昨日の東京2020オリンピック陸上競技男子100m決勝でも起きたフライングスタートでの失格。皆さんはこのフライングスタートはどのように判定しているかご存知ですか?

実はスターティングブロック(スタート時に使用する足をかける器具)にセンサーが取り付けられており、このセンサーは選手の脚からの圧力をスターティングブロックについた時からずっと測定しています。スタートの号砲が鳴って0.1秒以内でセンサーが脚からの圧力を設定基準以上に感知するとフライングと判定されてしまうのです。

なぜ0.1秒なのかといいますと、ヒトは音を聞いてから0.1秒以内で反応できないという生理学的根拠に基づいています。ピストルが鳴って耳にその音が入り、鼓膜が振動、聴覚器から神経細胞によって聴神経を通り、延髄や脳幹を通過し大脳の側頭葉に情報が届き、そこで初めて音と認識し、1次運動野から「スタートしろ!」という指令を出します。運動の指令は錐体路を通って脊髄に伝わり、脊髄から筋に伝わり始めて身体が動き始めます。

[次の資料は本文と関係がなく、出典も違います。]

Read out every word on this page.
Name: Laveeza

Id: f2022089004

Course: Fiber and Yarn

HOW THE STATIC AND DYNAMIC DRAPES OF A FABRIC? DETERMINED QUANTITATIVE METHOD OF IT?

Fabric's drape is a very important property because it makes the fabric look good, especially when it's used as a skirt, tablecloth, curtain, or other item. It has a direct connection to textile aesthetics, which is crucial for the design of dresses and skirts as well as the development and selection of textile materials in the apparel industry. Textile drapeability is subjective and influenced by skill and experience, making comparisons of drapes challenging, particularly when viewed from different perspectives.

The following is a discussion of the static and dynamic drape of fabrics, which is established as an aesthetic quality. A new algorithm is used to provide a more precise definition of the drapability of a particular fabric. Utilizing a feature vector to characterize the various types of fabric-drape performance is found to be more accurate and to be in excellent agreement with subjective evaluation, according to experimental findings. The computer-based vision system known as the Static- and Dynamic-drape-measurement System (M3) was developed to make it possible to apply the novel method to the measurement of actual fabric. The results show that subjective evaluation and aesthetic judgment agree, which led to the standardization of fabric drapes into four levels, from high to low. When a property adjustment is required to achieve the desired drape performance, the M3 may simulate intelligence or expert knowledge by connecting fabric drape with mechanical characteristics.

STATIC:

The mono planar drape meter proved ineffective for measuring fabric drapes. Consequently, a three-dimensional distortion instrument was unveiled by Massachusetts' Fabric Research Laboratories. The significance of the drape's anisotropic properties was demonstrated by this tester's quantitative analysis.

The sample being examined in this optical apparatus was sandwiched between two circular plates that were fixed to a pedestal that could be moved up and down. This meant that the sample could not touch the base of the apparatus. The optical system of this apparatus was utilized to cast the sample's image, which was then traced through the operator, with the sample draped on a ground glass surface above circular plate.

あまりにも複雑過ぎるので簡単に説明すると、ピストル音を聞いてから脳が筋肉に信号を伝え、実際に筋肉が反応するまでの間に0.1秒以内で動くのは不可能という事。つまり0.1秒以内なら山を張ってスタートしたと判断できるという訳なのです。

ちなみに短距離走のトップ選手において、スタートのリアクションタイム(反応速度)は0.140秒が反応の良し悪しの基準とされ、0.120秒は好スタート、0.160秒なら反応が遅いと言われています。陸上競技を見る時はスタートにも注目してくださいね。